Eric, bearing a fresh salad to go with dinner – surrounded by tomatoes and cucumbers.


One good thing about a long winter – plenty of time to stay indoors and do some spinning. I’ve been working on creating quite a bit of hand-dyed and handspun yarn. A couple of days ago, I finally decided to wash it all up and hang it out to dry, and I’m super happy with how they look when all together. Colors!


Handspun yarn from our sheep – including undyed wool, a few synthetic dyes, and some experiments with cochineal and dahlia. Pretty!


August 24, 2017

Well, strawberry season is over. Even if it took me several weeks to acknowledge it here! The season was wonderful, and we enjoyed connecting with so many wonderful friends and neighbors who came to enjoy the berries.


fresh silk. each of these little filaments is awaiting its’ pollen grain. 

As fall weather eases in and the humidity dissipates, we’re loving the summer bounty. Including corn. Lots of corn. To me, corn is a miracle – how every little kernel arose simply because one little pollen grain fell on one little fresh silk – and those pollen grains just happened to germinate, and a pollen tube grew down that whole long silk until it reached the ovule. It seems so improbable that we’d get full, beautiful ears…. but we do. I will never cease to be amazed by this (delicious) miracle.

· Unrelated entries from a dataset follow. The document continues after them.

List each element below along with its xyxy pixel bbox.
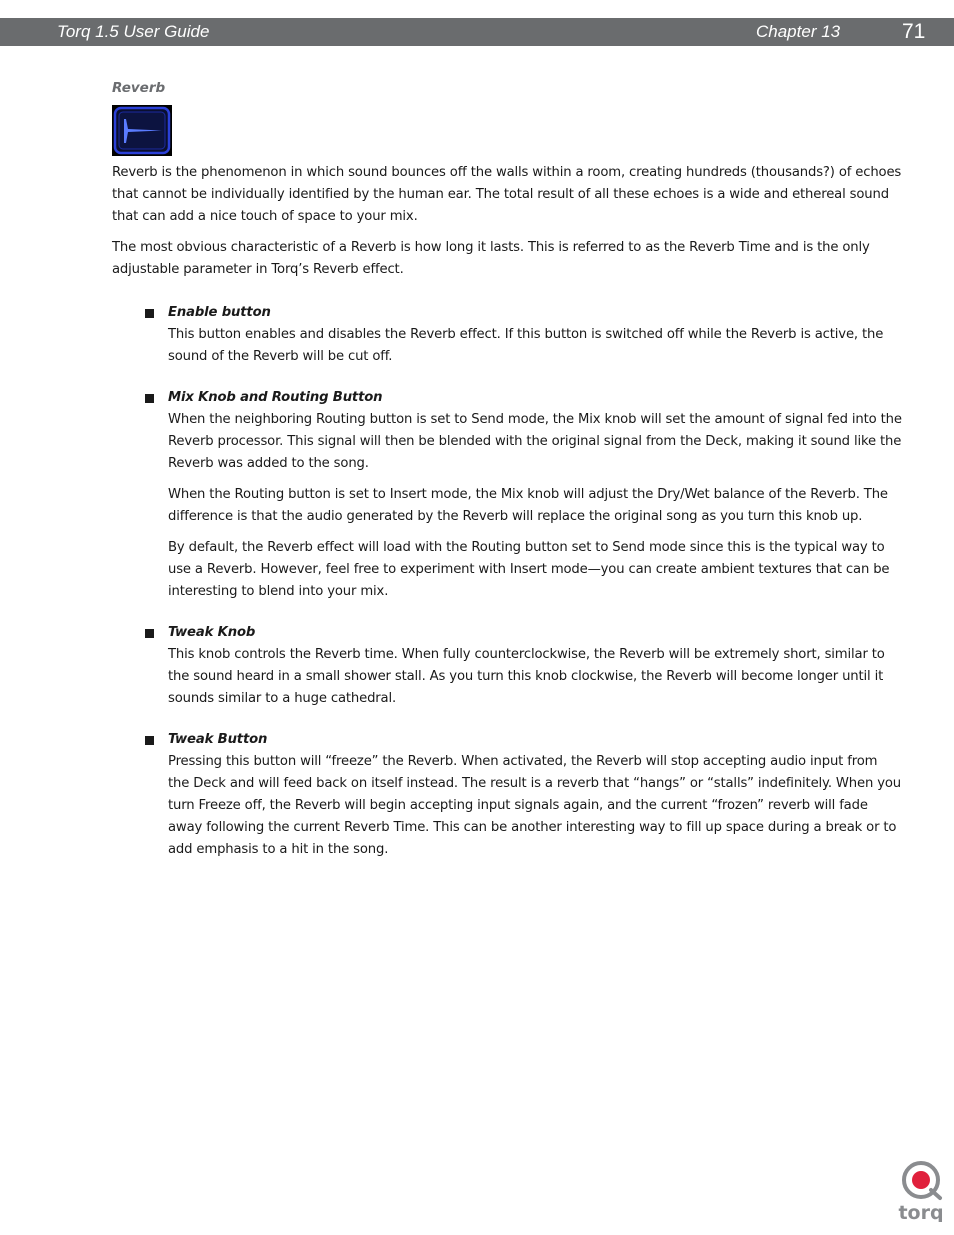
intro-paragraph: Reverb is the phenomenon in which sound bounces off the walls within a room, creating hundreds (thousands?) of echoes that cannot be individually identified by the human ear. The total result of all these echoes is a wide and ethereal sound that can add a nice touch of space to your mix. xyxy=(112,165,902,224)
feature-item xyxy=(112,729,902,861)
logo-text: torq xyxy=(898,1202,944,1222)
page-header xyxy=(0,18,954,46)
document-title: Torq 1.5 User Guide xyxy=(57,22,210,41)
square-bullet-icon xyxy=(145,629,154,638)
feature-item xyxy=(112,622,902,710)
feature-list xyxy=(112,302,902,861)
feature-heading: Mix Knob and Routing Button xyxy=(168,390,383,405)
page-number: 71 xyxy=(902,20,926,43)
feature-heading: Tweak Knob xyxy=(168,625,256,640)
reverb-icon xyxy=(112,105,172,156)
feature-description: When the Routing button is set to Insert mode, the Mix knob will adjust the Dry/Wet balance of the Reverb. The difference is that the audio generated by the Reverb will replace the original song as you turn this knob up. xyxy=(168,487,888,524)
feature-description: When the neighboring Routing button is set to Send mode, the Mix knob will set the amount of signal fed into the Reverb processor. This signal will then be blended with the original signal from the Deck, making it sound like the Reverb was added to the song. xyxy=(168,412,902,471)
section-title: Reverb xyxy=(112,80,166,96)
feature-description: This button enables and disables the Reverb effect. If this button is switched off while the Reverb is active, the sound of the Reverb will be cut off. xyxy=(168,327,884,364)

Also, peaches. We planted three little peach trees just after we started our farm, 2010. Since then, various events have conspired to prevent us from having peaches: trees too young, late season frost, winter cold temperatures. Seven years later, we finally have a crop!!! Even better, my planning to have varieties that span from early to late has worked out – and we have been (and will be) in continuous peaches from late July through mid September. Another delicious miracle!